Василий уже слышал о ЧОНах: видно, они были детищем Загорского. Он говорил увлеченно:
— Это задача не менее важная, чем на фронте…
Несколько женщин в красных платочках подступили к Владимиру Михайловичу, требуя докладчиков.
— Нам про империализм, про международное положение надо! — кричала одна помоложе, с темной косой, лежащей на спине. — Насчет внутреннего — это мы сами…
— Ну вот, в партийных школах будут готовить докладчиков. На то мы и создали их, — сказал Загорский.
Сзади напирал здоровенный детина, требуя инструкций для военных занятий при райкоме:
— Это что ж такое, на десять человек — одна винтовка, а граната-лимонка — за редкость!
Загорский тут же, примостив на колене блокнот, писал записки, отвечал на вопросы…
— Владимир Михайлович, у телефона Владимир Ильич! — позвала от стола Вера.

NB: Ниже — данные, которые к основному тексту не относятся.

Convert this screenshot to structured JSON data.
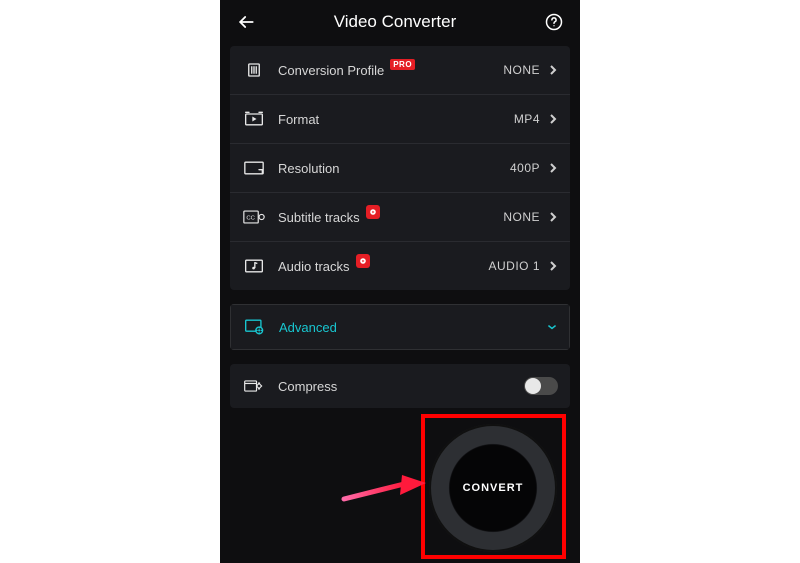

Все притихли. Загорский спрыгнул с подоконника и прошел в кабинет. Получившие нужную записку или разъяснение не уходили, а, подхватив брошенные Загорским слова о партийных школах, принялись горячо обсуждать их. Это было новостью, которая всех касалась: тут толпились всё люди молодые и желание учиться было у них велико.
Та же молодая женщина с темной косой говорила:
— С меня спрашивают как с агитатора. Что ж, насчет текущей политики — это я могу! А вот чему Маркс учил, как оно, общество наше, будет дальше развиваться, я объяснить и не сумею. Пусть нас учат, да чтоб понятно, по-рабочему объясняли…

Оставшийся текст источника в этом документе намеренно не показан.